# Computer Science 102

Spring 1997

Second draft due: Sun, April 27, 9:00 pm.

Introduction

In this draft you will finish the implementation of Huffman coding.

Given a set of characters and their corresponding frequencies, an optimal coding scheme is produced by Huffman coding. A binary tree is constructed so that each leaf in the tree and only the leaves contain a character. We consider all left edges of the tree (edges from a node to its left child) to be labelled 0, and all right edges to be labelled 1. The code for any character is the string of bits produced by traversing the edges of the tree from the root to the leaf that contains that character. To produce the best coding, characters with high frequencies should be high in the tree so that they will have short codes. For example consider the following tree:

.
0  /   \ 1
/       \
E     0  /  \  1
/      \
H   0  /   \  1
/       \
L          B

The codes is the above tree are: E = 0, H = 10, L = 110, B = 111.

A Huffman tree is built in the following way: we create a tree node for each character. The node stores the character and the frequency. Initially the data is stored in a sorted list as single tree nodes with the left and right children being nil, just as it appeared in draft #1. Then we repeatedly combine the trees with the two lowest frequencies but now we make them the children of a new node that has the combined frequencies as its frequency and has an arbitrary character for the name. The subtree with the smaller frequency becomes the left subtree of this new node, and the other one becomes the right subtree.

Your ADT for this draft must be changed to incorporate two new methods, Decode_string and print_the_code. Here is the new object definition.

huffman_type = object
PROCEDURE Print;
PROCEDURE Reduce_it;
PROCEDURE Decode_string;
PROCEDURE print_the_code;
private
List : pointer;
end; {object}

2. Print prints the characters and corresponding frequencies on the sorted linked list before any nodes are combined. Already done in draft #1.

3. CombineTree( var list : pointer; p1, p2 : pointer); This is almost identical to Combine for draft #1 except that in addition to giving a value to the combined frequency, it sets the left field of the node created (its type is point_tnode) to p1^.info, and its right field to p2^.info.

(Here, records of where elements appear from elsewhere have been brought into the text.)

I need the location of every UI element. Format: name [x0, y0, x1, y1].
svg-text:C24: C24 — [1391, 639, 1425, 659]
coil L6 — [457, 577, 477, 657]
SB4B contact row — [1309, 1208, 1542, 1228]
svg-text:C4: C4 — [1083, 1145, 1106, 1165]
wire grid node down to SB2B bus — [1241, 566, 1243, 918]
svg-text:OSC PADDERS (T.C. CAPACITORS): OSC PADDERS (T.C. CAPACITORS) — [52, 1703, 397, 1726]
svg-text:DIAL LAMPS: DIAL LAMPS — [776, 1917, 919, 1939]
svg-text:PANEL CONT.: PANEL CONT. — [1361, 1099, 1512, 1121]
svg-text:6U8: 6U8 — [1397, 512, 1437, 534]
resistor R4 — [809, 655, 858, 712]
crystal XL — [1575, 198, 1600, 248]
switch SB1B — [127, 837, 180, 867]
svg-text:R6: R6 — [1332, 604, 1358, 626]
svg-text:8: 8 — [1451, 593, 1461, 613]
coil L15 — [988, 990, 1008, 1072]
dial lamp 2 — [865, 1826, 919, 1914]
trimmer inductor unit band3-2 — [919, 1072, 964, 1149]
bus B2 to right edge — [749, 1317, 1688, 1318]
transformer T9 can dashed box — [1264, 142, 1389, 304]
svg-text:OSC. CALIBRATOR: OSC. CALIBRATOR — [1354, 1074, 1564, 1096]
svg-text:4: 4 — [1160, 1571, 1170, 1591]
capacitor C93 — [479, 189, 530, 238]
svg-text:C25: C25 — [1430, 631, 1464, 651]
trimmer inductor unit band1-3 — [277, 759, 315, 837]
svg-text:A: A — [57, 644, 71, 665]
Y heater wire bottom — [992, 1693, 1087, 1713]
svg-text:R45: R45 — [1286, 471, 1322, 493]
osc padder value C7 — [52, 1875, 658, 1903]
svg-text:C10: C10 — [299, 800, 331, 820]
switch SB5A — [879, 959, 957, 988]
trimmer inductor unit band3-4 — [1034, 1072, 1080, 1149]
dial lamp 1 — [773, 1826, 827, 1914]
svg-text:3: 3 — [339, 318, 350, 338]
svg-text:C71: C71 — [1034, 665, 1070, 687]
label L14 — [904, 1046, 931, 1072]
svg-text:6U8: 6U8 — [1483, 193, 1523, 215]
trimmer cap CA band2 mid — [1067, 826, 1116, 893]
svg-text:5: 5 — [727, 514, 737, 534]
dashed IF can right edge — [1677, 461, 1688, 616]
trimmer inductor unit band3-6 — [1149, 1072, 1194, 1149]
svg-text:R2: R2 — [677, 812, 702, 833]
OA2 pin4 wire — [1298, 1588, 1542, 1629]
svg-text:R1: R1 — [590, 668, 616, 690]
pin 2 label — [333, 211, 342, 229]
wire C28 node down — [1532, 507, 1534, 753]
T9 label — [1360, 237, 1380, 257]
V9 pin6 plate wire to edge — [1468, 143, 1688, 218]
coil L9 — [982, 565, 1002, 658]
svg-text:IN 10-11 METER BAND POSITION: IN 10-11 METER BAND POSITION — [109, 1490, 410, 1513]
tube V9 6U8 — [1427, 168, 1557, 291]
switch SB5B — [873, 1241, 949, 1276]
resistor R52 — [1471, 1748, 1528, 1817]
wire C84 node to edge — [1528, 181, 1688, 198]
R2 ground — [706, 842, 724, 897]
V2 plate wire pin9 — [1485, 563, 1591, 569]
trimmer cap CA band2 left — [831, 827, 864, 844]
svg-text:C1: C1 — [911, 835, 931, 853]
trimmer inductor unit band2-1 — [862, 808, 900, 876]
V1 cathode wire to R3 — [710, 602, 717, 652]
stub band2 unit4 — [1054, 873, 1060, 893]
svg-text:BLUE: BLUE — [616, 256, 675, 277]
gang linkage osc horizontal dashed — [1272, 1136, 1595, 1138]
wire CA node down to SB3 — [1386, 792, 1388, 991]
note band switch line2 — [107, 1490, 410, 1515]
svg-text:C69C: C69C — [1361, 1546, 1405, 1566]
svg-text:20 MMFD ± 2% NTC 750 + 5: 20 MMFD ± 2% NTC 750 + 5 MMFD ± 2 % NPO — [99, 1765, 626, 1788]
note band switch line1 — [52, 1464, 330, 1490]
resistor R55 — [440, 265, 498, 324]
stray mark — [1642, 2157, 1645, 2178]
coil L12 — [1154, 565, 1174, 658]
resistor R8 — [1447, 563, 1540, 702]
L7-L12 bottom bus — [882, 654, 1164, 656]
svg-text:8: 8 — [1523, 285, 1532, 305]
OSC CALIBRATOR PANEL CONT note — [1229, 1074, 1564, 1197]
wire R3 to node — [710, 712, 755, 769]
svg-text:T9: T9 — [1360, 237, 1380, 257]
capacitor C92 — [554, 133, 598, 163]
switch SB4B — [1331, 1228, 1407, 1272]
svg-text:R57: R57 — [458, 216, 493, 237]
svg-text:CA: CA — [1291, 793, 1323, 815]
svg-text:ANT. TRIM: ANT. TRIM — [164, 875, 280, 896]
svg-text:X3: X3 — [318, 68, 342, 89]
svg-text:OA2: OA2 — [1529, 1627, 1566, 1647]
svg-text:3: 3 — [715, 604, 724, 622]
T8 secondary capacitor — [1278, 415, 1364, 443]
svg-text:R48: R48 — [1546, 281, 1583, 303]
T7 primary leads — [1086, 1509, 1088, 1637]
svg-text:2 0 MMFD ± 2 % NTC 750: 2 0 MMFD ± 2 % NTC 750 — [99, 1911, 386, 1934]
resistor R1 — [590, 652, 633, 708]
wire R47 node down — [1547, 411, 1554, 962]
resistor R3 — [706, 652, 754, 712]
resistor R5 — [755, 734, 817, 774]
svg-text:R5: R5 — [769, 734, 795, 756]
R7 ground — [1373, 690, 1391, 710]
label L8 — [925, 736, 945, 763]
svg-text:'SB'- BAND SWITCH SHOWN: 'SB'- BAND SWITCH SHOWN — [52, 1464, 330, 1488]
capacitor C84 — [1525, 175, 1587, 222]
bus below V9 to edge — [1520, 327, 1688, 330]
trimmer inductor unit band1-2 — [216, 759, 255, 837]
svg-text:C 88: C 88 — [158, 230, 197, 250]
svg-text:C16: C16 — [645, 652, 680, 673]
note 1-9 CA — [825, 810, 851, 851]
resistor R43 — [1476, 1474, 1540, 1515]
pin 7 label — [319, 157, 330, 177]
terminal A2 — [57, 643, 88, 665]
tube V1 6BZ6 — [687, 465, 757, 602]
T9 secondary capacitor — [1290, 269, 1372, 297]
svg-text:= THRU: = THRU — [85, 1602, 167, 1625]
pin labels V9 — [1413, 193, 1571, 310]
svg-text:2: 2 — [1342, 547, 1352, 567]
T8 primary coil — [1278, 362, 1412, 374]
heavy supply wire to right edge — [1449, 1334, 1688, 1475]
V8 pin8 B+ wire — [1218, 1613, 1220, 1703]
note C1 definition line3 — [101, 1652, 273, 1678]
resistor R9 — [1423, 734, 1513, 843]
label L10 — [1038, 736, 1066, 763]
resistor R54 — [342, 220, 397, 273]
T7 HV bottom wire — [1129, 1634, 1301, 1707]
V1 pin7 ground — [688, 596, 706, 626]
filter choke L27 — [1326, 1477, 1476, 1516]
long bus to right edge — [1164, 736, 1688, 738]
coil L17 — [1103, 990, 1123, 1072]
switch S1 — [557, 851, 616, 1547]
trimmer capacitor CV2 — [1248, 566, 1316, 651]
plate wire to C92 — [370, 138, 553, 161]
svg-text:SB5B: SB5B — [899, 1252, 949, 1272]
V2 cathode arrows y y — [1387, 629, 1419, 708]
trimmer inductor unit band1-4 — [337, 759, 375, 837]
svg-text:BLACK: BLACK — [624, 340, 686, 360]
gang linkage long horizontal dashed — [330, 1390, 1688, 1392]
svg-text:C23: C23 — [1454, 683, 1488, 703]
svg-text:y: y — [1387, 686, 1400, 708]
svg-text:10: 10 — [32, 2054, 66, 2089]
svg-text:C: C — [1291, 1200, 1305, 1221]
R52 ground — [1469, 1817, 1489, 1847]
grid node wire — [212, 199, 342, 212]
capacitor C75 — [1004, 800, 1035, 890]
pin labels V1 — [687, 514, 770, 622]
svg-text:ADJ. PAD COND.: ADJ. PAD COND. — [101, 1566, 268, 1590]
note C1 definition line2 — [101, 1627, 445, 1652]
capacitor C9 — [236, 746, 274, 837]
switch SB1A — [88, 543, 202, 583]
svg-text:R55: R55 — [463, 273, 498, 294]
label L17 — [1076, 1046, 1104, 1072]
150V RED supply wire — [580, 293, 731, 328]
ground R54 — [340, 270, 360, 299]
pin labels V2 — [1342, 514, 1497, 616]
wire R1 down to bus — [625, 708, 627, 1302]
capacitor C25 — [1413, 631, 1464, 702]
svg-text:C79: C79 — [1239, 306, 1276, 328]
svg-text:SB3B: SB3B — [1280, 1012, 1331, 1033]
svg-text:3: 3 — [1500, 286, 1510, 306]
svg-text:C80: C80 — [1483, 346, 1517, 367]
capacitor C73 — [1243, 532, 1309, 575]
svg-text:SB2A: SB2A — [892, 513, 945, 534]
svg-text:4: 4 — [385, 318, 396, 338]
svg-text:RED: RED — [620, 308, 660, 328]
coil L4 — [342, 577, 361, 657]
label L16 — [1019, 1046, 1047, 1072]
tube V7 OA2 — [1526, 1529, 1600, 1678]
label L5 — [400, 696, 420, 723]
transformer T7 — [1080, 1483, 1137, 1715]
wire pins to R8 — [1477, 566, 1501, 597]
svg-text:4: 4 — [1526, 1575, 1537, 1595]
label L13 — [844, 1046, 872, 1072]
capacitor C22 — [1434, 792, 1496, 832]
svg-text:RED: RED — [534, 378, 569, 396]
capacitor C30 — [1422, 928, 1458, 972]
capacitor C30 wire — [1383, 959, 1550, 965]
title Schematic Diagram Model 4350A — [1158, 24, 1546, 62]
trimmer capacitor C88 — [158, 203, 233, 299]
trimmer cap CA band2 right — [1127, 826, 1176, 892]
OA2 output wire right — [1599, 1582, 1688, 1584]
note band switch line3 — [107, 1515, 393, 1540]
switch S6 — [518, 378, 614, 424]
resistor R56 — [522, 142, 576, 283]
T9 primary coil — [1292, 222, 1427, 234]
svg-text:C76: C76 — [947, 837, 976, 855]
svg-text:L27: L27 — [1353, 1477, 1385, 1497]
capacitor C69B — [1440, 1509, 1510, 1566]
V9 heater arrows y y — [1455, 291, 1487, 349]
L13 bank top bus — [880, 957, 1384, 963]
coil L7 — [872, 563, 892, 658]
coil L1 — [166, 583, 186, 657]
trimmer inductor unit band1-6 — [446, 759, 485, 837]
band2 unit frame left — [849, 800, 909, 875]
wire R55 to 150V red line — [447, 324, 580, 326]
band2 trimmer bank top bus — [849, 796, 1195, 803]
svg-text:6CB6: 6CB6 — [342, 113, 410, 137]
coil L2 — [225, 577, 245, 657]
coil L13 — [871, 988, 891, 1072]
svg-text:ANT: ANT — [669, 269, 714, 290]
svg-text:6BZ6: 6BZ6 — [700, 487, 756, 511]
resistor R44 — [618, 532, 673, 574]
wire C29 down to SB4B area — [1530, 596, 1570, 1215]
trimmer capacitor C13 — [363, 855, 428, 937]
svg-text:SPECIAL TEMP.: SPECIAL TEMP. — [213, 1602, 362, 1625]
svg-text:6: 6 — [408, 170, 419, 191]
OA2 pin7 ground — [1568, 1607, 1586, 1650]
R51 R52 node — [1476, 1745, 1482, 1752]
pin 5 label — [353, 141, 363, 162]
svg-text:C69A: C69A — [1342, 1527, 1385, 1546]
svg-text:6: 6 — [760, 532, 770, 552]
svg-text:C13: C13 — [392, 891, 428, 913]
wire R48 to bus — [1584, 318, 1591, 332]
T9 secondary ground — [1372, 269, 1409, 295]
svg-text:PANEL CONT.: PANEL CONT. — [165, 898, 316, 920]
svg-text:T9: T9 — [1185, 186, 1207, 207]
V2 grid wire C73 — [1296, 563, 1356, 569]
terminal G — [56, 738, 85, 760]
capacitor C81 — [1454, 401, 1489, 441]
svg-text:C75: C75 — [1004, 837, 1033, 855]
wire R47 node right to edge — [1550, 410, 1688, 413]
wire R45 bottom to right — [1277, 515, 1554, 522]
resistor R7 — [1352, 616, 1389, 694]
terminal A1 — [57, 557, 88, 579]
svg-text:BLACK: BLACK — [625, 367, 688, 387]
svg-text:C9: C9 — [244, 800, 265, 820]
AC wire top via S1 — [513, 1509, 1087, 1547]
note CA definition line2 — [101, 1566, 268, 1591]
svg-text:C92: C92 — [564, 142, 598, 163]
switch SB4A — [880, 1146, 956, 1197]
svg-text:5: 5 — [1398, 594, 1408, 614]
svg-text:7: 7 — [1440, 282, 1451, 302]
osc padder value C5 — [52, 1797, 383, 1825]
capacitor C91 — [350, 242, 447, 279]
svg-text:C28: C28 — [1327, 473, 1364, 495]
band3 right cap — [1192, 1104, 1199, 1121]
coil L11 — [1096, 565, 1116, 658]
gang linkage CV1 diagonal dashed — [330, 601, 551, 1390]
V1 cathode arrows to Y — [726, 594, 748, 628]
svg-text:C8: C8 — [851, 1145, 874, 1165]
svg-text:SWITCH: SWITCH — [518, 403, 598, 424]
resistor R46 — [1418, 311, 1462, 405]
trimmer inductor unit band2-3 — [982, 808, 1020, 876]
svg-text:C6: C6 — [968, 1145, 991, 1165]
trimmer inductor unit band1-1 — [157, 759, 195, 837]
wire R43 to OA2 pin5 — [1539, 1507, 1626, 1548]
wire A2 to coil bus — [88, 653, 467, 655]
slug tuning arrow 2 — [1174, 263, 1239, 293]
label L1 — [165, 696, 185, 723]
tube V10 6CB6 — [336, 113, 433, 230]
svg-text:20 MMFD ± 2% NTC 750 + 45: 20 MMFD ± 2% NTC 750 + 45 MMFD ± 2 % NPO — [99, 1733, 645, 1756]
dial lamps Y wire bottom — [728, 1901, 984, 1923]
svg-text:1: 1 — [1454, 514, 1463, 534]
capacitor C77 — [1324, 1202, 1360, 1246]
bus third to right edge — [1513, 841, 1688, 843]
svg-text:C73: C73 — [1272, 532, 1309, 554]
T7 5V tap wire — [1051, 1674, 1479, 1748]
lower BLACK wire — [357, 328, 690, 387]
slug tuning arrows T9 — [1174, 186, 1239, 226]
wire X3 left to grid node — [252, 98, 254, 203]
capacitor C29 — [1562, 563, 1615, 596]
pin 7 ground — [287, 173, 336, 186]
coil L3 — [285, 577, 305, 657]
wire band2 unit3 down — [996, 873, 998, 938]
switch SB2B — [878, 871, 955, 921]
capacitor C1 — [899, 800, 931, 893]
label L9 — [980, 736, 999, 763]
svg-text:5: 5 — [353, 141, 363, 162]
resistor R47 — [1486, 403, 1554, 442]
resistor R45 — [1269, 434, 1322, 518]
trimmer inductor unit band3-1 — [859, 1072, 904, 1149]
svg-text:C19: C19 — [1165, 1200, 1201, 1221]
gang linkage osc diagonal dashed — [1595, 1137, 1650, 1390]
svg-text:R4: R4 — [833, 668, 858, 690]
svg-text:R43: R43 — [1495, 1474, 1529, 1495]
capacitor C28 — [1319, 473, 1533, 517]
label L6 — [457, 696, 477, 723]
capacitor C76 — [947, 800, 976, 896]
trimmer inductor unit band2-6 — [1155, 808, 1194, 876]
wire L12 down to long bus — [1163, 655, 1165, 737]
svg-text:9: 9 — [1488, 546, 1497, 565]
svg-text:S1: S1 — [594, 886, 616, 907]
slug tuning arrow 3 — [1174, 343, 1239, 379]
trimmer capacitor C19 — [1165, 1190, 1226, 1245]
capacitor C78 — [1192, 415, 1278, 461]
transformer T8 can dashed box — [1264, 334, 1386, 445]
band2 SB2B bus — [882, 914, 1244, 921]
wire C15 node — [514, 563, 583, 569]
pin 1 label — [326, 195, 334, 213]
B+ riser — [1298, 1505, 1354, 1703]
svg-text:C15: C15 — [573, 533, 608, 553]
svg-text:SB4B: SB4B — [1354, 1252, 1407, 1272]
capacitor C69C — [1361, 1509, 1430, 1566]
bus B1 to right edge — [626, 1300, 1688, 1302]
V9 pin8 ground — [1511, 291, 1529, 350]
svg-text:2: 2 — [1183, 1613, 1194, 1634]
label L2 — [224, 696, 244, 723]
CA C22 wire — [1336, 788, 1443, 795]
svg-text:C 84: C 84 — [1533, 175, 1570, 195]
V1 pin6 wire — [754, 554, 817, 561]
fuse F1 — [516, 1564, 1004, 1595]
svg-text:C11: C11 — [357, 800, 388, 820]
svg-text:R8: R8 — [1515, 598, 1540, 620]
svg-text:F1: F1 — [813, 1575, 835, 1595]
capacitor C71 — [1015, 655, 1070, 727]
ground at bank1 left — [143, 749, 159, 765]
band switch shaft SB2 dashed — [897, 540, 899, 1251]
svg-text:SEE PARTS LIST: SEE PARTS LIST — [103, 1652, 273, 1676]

4. Reduce(var list : pointer) from draft 1, which now calls CombineTree instead of Combine.

5. Reduce_it Already done in draft #1.

6. PrintCode(tree : point_tnode; stream : string) a recursive routine that prints the Huffman code for each letter in the tree (use the delete procedure [page 482 in the Turbo text] when you back up to the previous node to erase the last character). Better yet, do the concatenation of '0' and '1' to stream in the actual parameter. This way, you don't call delete. PrintCode is called by the method print_the_code.

7. Decode( tree : point_tnode; var code : text) which takes the text file code that consists of compressed binary code (the text file for this on the WEB) and recursively decodes it using the Huffman tree just built. This is called by the method decode_string that reads the text file.

Each procedure should contain preconditions and postconditions. The data for this program to build the tree is the same as in draft #1. The text file with the compressed binary file will be on the WEB.

Your client should call an instance of the object huffman_type and should

• Read the data from the file and form the Huffman tree.
• Print the Huffman code for each letter using PrintCode.
• Decode the compressed binary file.